The report outlines four scenarios for how the pandemic could have started and assesses their likelihood:

1. Transmission of SARS-CoV-2 from an animal reservoir like bats to another host in which the virus spread before infecting humans. The team calls that scenario “likely to very likely.”

2. Direct spillover into people from an animal reservoir like bats—considered “possible to likely” by the team.

3. Spillover via frozen meat from an infected animal, a route the team labeled as “possible.”

4. A lab incident leading to the first infection—the one scenario deemed “extremely unlikely.”

China has forcefully refuted the lab hypothesis while pushing the possibility that the infection could have arrived from outside China on frozen food, and some members of the WHO international team point out that the report’s conclusions reflect what the international team and their Chinese counterparts, could agree on. “This entire report is a compromise,” says Fabian Leendertz, a wildlife veterinarian at the Robert Koch Institute in Germany and part of the international team. “And in a compromise, you have to respect the other’s views.”

The report recommends a host of further studies, in particular, sampling for the virus in wildlife and in farmed animals to find a possible intermediate host. But searching for SARS-CoV-2’s original animal reservoir may be most promising, Leendertz says. “At this point, it may well have disappeared from any intermediate host, so sampling bats, in particular, is probably the most likely to yield results.”

More investigations into the earliest days of the pandemic are also needed, says Thea Kølsen Fischer, a virologist at the University of Copenhagen and part of the international team. It’s still unclear when people started to get sick. In published research, scientists have described three cases of respiratory illness in China from early December 2019 that were thought to be COVID-19.

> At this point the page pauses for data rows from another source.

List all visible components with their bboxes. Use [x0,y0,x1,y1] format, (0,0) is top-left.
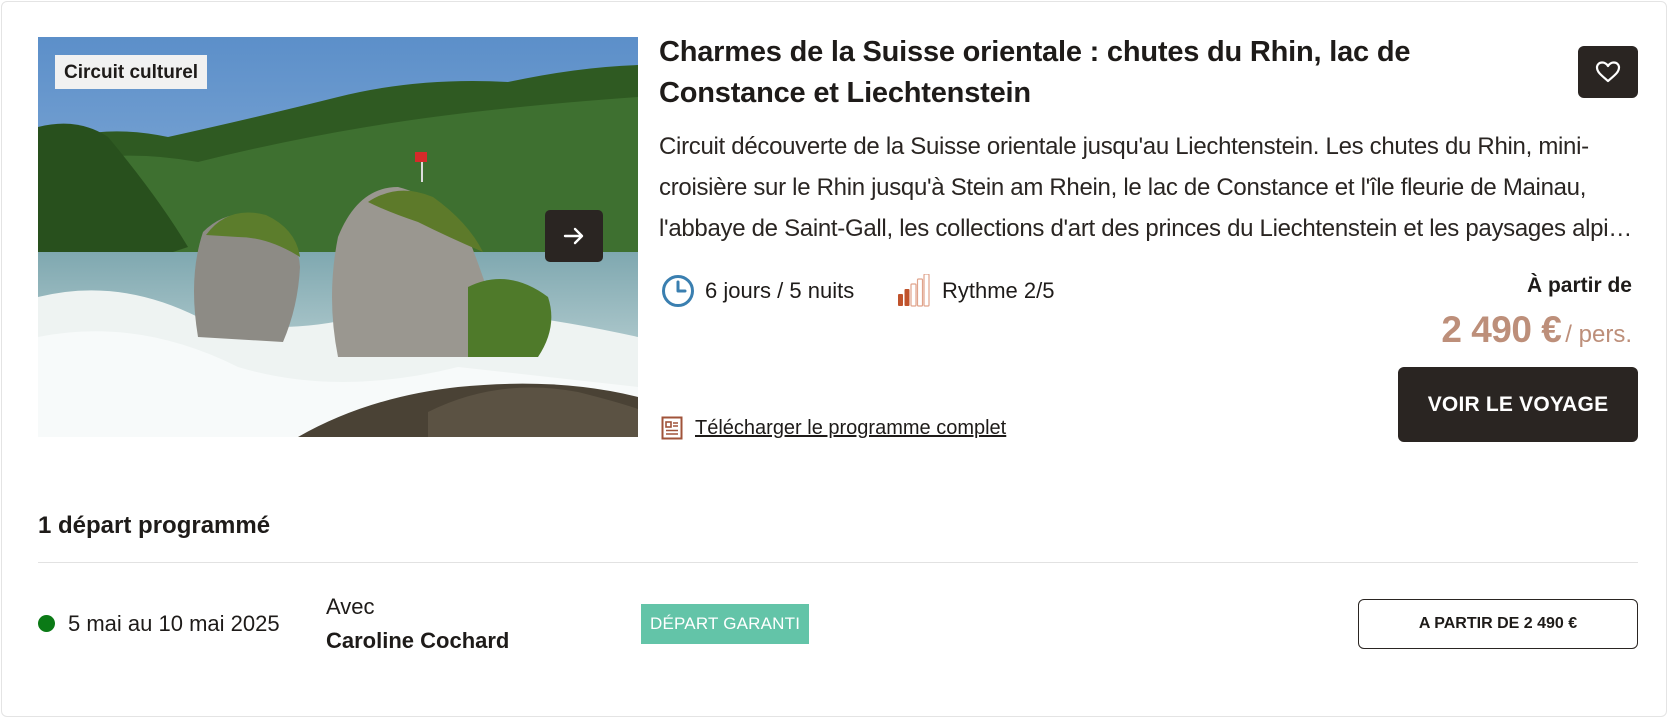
trip-duration: 6 jours / 5 nuits [661,274,854,308]
trip-photo: Circuit culturel [38,37,638,437]
rhythm-bar [923,274,930,307]
rhythm-bar [910,283,917,307]
download-program-text: Télécharger le programme complet [695,416,1007,439]
availability-dot [38,615,55,632]
price-label: À partir de [1526,274,1632,297]
departures-heading: 1 départ programmé [38,512,271,539]
view-trip-button[interactable]: VOIR LE VOYAGE [1398,367,1638,442]
departure-dates: 5 mai au 10 mai 2025 [68,611,280,636]
duration-text: 6 jours / 5 nuits [705,278,855,303]
heart-icon [1595,61,1621,83]
price-unit: / pers. [1565,321,1632,348]
rhythm-bar [898,294,903,306]
trip-price: 2 490 € / pers. [1441,309,1632,351]
departure-row: 5 mai au 10 mai 2025 Avec Caroline Cocha… [38,592,1638,662]
trip-rhythm: Rythme 2/5 [896,274,1055,308]
price-amount: 2 490 € [1441,309,1562,350]
document-icon [661,416,683,440]
guide-name: Caroline Cochard [326,628,510,653]
guide-prefix: Avec [326,594,375,619]
trip-description: Circuit découverte de la Suisse oriental… [659,133,1633,242]
favorite-button[interactable] [1578,46,1638,98]
rhythm-bar [916,278,924,307]
download-program-link[interactable]: Télécharger le programme complet [661,416,1006,440]
trip-card: Circuit culturel Charmes de la Suisse or… [1,1,1667,717]
rhythm-bar [904,289,910,306]
divider [38,562,1638,563]
rhythm-bars-icon [896,274,932,308]
category-badge: Circuit culturel [55,55,208,89]
clock-icon [661,274,695,308]
page: Circuit culturel Charmes de la Suisse or… [0,0,1670,720]
departure-price-button[interactable]: A PARTIR DE 2 490 € [1358,599,1638,649]
trip-title[interactable]: Charmes de la Suisse orientale : chutes … [659,32,1559,114]
next-image-button[interactable] [545,210,603,262]
status-badge: DÉPART GARANTI [641,604,810,644]
arrow-right-icon [563,227,584,245]
rhythm-text: Rythme 2/5 [942,278,1055,303]
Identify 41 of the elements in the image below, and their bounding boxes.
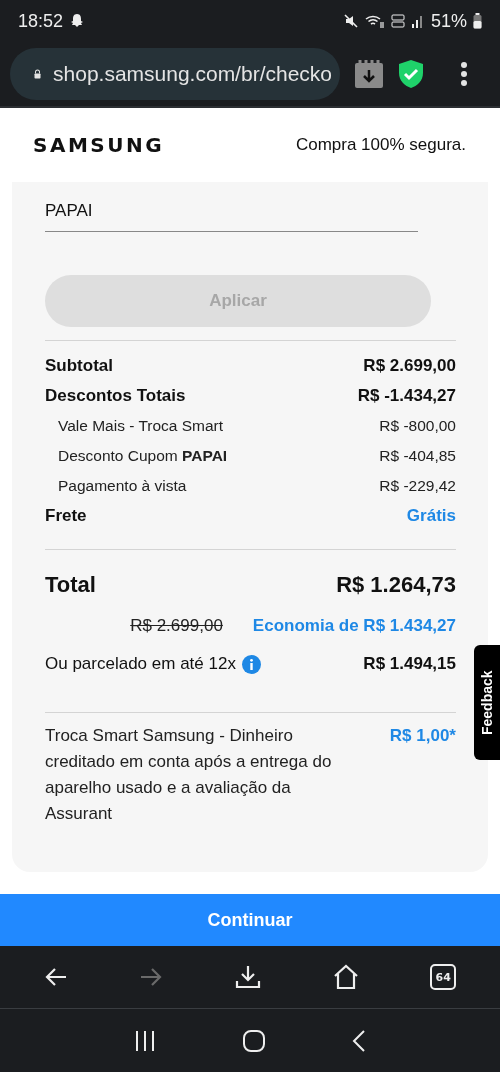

But the Chinese contingent of the WHO probe told the international team members they no longer believed those patients had SARS-CoV-2. The first case was a 62-year-old man who developed symptoms on 1 December 2019. He appeared to respond to antibiotics but got sicker later in the month and Chinese scientists reported in a journal article last year he had “laboratory confirmed” COVID-19.  Although he had no contact with the Huanan market, his wife, who was hospitalized on 26 December and tested positive for COVID-19, told investigators she did. This case and the other two were discussed at length, Fischer says, and need further study. “We did not reach 100% agreement to discard these cases.”

The Chinese team also reviewed more than 76,000 other potential early COVID-19 cases—people with fever and other symptoms of the disease—and found no clear SARS-CoV-2 infections. A study of blood samples from the Wuhan blood bank to look for early COVID-19 cases is another recommended next step—although some outsiders have expressed bewilderment this hasn’t yet been done more than 15 months into the pandemic.

From the beginning, scientists on and outside the WHO team have pushed back against the idea that a short mission would quickly pinpoint the pandemic’s origins. The politically charged environment surrounding the WHO probe hasn’t helped matters, Rasmussen notes.

The report is just a first step, Fischer adds. “It feels like I’m standing in front of this wall and I’m now holding this piece of string in my hands, but I don’t know how long that string is on the other side of the wall. Maybe it’s short, and this will be done in months or maybe it’s long and this will take years.”